We already know that, just because we read that “The President said blah blah blah” — that the President might not have said that. It’s easy to fake text, all it takes is a keyboard and a fibber with an agenda. BAM! Fake News, in your face. Nobody automatically trusts that text is evidence of anything.
Photography, once worth a thousand words, is now worth nothing, when it comes to evidence. Pyramids are rearranged, women become inhumanly thin and long, and people’s faces often appear atop the wrong bodies. As John Stewart once said, “Yeah, we have Photoshop.” Bzzzz — fake news!
We have however, as a society, come to trust video. If we can see it happen, we believe that it happened. Sure, there’s a little blurring around the edges — the camera angle might hide some of the action, the quality might obscure some detail. But in general, seeing is believing,
That trust is about to die.
So far, creating convincing fake video is difficult, expensive, and slow. It takes a Hollywood specifical-effects house and millions of dollars to make a scene that looks, feels, and sounds real. As humans, we’re good at reading human facial expressions — we have low tolerance for RobotFace. We’re good at recognizing voices — we know an impostor when we hear one. When we watch an approximation of a real-life scene in a movie, we marvel when it gets close.
In a year or two, creating fake video is will become quick, cheap, and easy. How?
Here’s one way — Adobe is working on a project called VoCo. It can take 20 minutes of an audio track of a person speaking, and create a voice model based on it. Then you can type in arbitrary text, and hear the person speak your text. In a believable fashion. It sounds good — and will undoubtedly get much better before it’s near-future launch.

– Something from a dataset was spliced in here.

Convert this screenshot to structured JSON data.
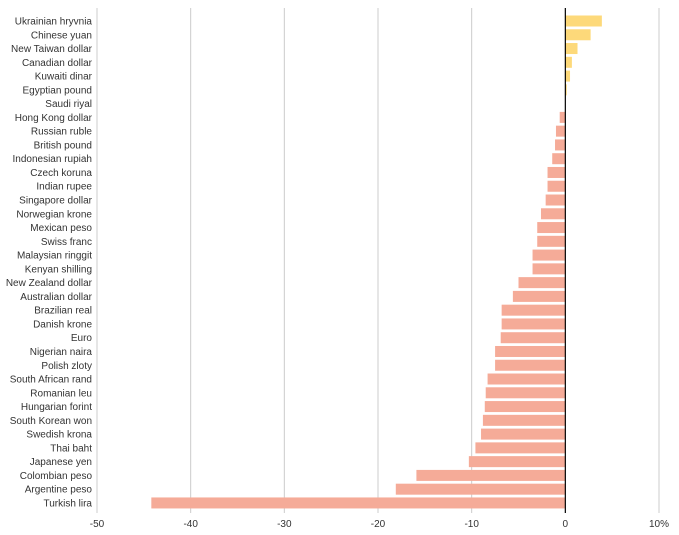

Here’s another — a group of university researchers have demonstrated a system that maps your face — from a webcam — to another face. Any facial expression, tick, or emotion that crosses your face is reflected on the other. In this demonstration of Face2Face, they show an everyday joe driving The Donald’s face with his own. And it looks really, really good.
These technologies will be finding their way into consumer products, for fun, gaming, ebook-reading, live-mediated acting, and thousands of other applications. As humans, we’ve always enjoyed mimicry and identity-bending, and these technologies will be all the rage at a Christmas not too far from now.
But what does this mean for recordings of news? The next time you see one man killing another in a video, will you believe what you’re seeing? If you see a politician make a speech and say something controversial, will you wonder if it’s her, or will you assume that it is some kid with Adobe’s Creative Cloud?
As a society, we’ve developed ways of dealing with easy-to-fake evidence. We’ve evolved “authority” — voices that we trust like the Police, News organizations, the Government. At least — our parents used to trust them. We’ve been raised to question everything we’re told, whether it’s news about the President or science about the weather. Many people find it easier to believe completely falsified “news” if it confirms their existing biases and worldview, regardless of the truth. We’ve left “Truth” behind and become a “Truthy” culture, in which nobody can convince anybody of the truth of anything.
Even our major tool in convincing others — Evidence — is about to become “Evidency.”
And down the rabbit-hole we go.